Un ancrage terroir. Chaque marque cultive un récit de lieu : vignobles calcaires de Grande Champagne, terres volcaniques de l’île d’Islay, cannes à sucre coralliennes de la Barbade. Cet ancrage légitime la stratégie de prix élevés et nourrit un marketing d’expérience – visites de domaines, ateliers d’assemblage, bouteilles numérotées.
Un « mix produits » volontairement polarisé. La direction veut porter à 60-65 % la part du chiffre d’affaires généré par des bouteilles vendues plus de 50 USD. Début 2025, le seuil est déjà franchi sur le cognac (72 %) et atteint 52 % sur les liqueurs. Cette polarisation élève mécaniquement la marge brute (72 % visée) mais réduit la profondeur de marché : l’élasticité prix devient critique lors des retournements.
Géographies clés et distribution
Dépendance sino-américaine. L’Asie-Pacifique représente 55 % des ventes de cognac et les Amériques 33 %. Les fluctuations de consommation à Shanghai ou à Miami ont donc un impact immédiat sur le groupe. L’Europe, plus diversifiée (12 % du cognac, 28 % des autres spiritueux), joue un rôle d’amortisseur mais reste insuffisante pour compenser un choc simultané en Chine et aux États-Unis.
Rôle déterminant du travel retail Les boutiques duty-free – moteur historique pour Rémy Martin et Cointreau – n’ont pas encore retrouvé le trafic pré-pandémique, en particulier sur l’île de Hainan et dans certains grands hubs américains. La persistance de restrictions sanitaires locales en 2024, puis l’alourdissement des droits d’accise chinois, ont amputé la visibilité de ce canal.
Accélération de la vente directe. Pour réduire la dépendance aux grossistes et contrôler l’expérience, Rémy Cointreau déploie une distribution intégrée : « flagships » Louis XIII à Pékin et Shenzhen, diplomates de marque dans 30 pays, plateforme e-commerce multimarque. L’ambition : porter à 25 % la part des ventes réalisées en direct d’ici 2029, contre environ 12 % aujourd’hui.

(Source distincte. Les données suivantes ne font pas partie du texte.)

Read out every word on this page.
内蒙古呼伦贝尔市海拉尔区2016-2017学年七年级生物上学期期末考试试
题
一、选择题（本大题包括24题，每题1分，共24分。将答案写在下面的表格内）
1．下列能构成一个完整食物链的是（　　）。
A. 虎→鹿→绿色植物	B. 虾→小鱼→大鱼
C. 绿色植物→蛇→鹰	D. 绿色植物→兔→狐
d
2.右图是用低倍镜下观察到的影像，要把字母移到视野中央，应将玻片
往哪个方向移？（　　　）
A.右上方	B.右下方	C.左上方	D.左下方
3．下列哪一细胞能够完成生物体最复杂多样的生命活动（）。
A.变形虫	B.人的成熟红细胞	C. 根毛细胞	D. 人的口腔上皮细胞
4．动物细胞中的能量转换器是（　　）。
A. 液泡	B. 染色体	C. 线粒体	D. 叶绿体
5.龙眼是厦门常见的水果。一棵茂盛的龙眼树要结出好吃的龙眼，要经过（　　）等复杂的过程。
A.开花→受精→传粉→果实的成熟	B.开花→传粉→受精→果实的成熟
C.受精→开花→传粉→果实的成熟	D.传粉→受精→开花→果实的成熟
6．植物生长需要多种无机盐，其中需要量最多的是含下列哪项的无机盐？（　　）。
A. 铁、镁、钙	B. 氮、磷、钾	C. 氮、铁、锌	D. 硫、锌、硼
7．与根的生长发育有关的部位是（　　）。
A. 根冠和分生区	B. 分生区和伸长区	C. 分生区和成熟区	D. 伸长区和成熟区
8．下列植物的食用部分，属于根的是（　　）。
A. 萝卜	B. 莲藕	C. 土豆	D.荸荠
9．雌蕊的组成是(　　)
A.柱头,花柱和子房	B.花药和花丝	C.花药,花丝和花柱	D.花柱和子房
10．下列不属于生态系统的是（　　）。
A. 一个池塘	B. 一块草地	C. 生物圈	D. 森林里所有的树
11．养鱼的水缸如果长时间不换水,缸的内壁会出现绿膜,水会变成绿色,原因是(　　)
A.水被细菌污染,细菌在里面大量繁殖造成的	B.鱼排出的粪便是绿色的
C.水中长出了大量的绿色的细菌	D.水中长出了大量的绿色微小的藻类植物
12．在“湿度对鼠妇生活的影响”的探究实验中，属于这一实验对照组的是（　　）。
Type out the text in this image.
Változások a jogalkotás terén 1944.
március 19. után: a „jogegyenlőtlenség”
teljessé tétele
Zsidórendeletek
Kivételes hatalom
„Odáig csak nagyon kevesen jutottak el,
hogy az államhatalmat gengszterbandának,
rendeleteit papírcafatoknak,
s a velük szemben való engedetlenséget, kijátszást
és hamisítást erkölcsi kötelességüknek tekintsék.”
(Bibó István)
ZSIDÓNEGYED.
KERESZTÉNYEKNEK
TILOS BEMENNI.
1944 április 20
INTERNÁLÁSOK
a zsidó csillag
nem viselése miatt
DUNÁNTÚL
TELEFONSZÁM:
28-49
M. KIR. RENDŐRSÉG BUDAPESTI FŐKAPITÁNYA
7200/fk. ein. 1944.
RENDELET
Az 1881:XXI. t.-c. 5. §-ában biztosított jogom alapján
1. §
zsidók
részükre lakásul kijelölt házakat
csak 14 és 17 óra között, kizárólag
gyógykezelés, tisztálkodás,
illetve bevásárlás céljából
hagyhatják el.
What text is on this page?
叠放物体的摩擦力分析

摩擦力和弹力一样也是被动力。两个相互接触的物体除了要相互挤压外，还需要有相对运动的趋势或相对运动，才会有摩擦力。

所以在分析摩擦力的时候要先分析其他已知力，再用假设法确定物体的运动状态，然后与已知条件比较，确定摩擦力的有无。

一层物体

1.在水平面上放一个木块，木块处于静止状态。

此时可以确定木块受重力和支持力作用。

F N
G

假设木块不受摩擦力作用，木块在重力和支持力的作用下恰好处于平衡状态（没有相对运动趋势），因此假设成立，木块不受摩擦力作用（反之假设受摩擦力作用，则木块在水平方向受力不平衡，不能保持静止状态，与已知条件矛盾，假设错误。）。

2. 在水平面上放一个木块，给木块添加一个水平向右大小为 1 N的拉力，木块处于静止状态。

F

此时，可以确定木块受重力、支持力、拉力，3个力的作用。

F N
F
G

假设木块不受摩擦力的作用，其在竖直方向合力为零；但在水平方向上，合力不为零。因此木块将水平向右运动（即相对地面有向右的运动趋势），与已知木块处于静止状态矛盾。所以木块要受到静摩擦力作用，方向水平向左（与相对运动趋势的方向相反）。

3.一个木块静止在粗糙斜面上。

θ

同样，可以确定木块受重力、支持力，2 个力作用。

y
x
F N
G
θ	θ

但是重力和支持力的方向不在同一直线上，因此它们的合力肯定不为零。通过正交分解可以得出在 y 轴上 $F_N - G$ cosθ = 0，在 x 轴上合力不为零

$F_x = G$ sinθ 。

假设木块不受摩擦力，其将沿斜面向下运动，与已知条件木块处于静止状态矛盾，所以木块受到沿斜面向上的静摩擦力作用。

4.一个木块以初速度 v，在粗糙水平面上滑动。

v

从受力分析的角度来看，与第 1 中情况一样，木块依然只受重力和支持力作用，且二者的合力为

Gouvernance : stabilité familiale et nouveau souffle managérial
La famille Hériard Dubreuil, via Orpar et Récopart, contrôle 56 % des droits de vote ; la présidence du conseil est assurée par Marie-Amélie de Leusse. Cette concentration pérennise la vision à long terme, mais peut ralentir certaines ruptures stratégiques. L’arrivée de Franck Marilly – passé par Chanel et Shiseido – marque une volonté d’enrichir l’expertise retail et digital ; le duo présidente/DG illustre le modèle de gouvernance « à la LVMH » qui sépare la supervision stratégique de l’exécution opérationnelle.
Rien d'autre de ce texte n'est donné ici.